Case design from the ground upArticle added by Jeff Reed on November 2, 2012
Jeff Reed

Jeff Reed

San Diego, CA

Joined: May 07, 2012

It is a clear reminder that we need to approach each case as a blank slate.

I was working on a case recently that involved a rather challenging set of circumstances:
  • Healthy clients (preferred nonsmoker), male age 68, female age 66
  • $3.5 million current assumption survivorship UL
  • Current premium of $18,250
  • Current CSV of $285,000
  • Duration of guaranteed coverage — 11 years from today
  • Duration of projected coverage — 33 years from today
Doesn't sound too bad, right? One problem: They don't want to continue paying premiums. What does that do to the policy? Nine years of guaranteed coverage and 18 years of projected coverage. Not nearly enough.

The policy was issued 15 years ago and they are still healthy, so we should be able to re-write this and extend the coverage, right? Not so fast. Let's take another look at this in-force ledger.

The current interest rate is at 4.10 percent, a mere 10 basis points above the guarantee. The chances that MetLife, the carrier on the in-force coverage, is going to increase M&E is pretty low, so we are really looking at 18 years as our measuring stick. A quick survey of the current market comes back with only marginal improvement — 21 years of guaranteed coverage. Perhaps not enough to motivate the client to take action.

The solution on this one is still to be determined, but it is going to take a compromise on a couple fronts: Duration of coverage (probably age 90) and the need to continue to pay premiums, although at a reduced rate versus the current $18,250 (perhaps as low as $5,000).

The real issue that is lurking behind the scenes on this case is that the producer wants to get into underwriting right away. While I would normally be right there with him, without landing the plane on premium structure, we are really at a loss regarding who to apply with.

Why is that? Take a look at this concept ledger.

It shows the relative position of 13 carriers we reviewed for the case in three different scenarios:
  • Solve for the premium to guarantee coverage to age 100
  • Continue to pay the $18,250 and let it ride
  • Pay no further premium and let it ride
The problem should be readily apparent: There is really no clear winner in all three scenarios. In fact, the winner in two of them is dead last in the third. Conversely, the last place carrier in the age to 100 solve is the second best performer when we execute on the exchange only with no further premium payments.

Why is this? Carriers have had to pay careful attention to the creative premium payment structures that we in the field employ. Product design now attempts to exclude the designs the carrier is not comfortable with or those that are unprofitable, as well as highlight the structures in which they want to be competitive.

So, what is the lesson in all of this? In my mind, there are two, starting with the conversations we collectively have with our clients. For some time now, I have referred to what I call the planning environment that we are operating in for a given case. The discussion above is a clear example. If all we did was run the lowest carrier based on a solve-to-age-100 and defer the decision about how to fund the contract, we would almost certainly over-pay.

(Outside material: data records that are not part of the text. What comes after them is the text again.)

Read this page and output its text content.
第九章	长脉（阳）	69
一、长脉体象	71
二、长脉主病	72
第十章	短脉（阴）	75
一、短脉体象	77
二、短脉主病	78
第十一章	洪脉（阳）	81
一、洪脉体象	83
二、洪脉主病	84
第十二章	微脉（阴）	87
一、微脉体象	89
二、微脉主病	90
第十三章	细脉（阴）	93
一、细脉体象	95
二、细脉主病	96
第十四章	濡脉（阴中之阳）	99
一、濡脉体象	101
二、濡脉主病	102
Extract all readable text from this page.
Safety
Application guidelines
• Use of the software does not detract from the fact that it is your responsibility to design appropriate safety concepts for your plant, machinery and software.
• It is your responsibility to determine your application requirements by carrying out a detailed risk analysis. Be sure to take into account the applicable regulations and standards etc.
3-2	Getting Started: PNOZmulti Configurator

The other is really for the design experts like myself. It is a clear reminder that we need to approach each case as a blank slate. Believing that the product that had the best age 100 guarantee premium is the carrier of choice for this case could not only result in the client over-paying, but could jeopardize the producer's competitive position. Fortunately in this case, the producer and I are on the same page and he agrees that we need to define the premium structure before we move forward in underwriting.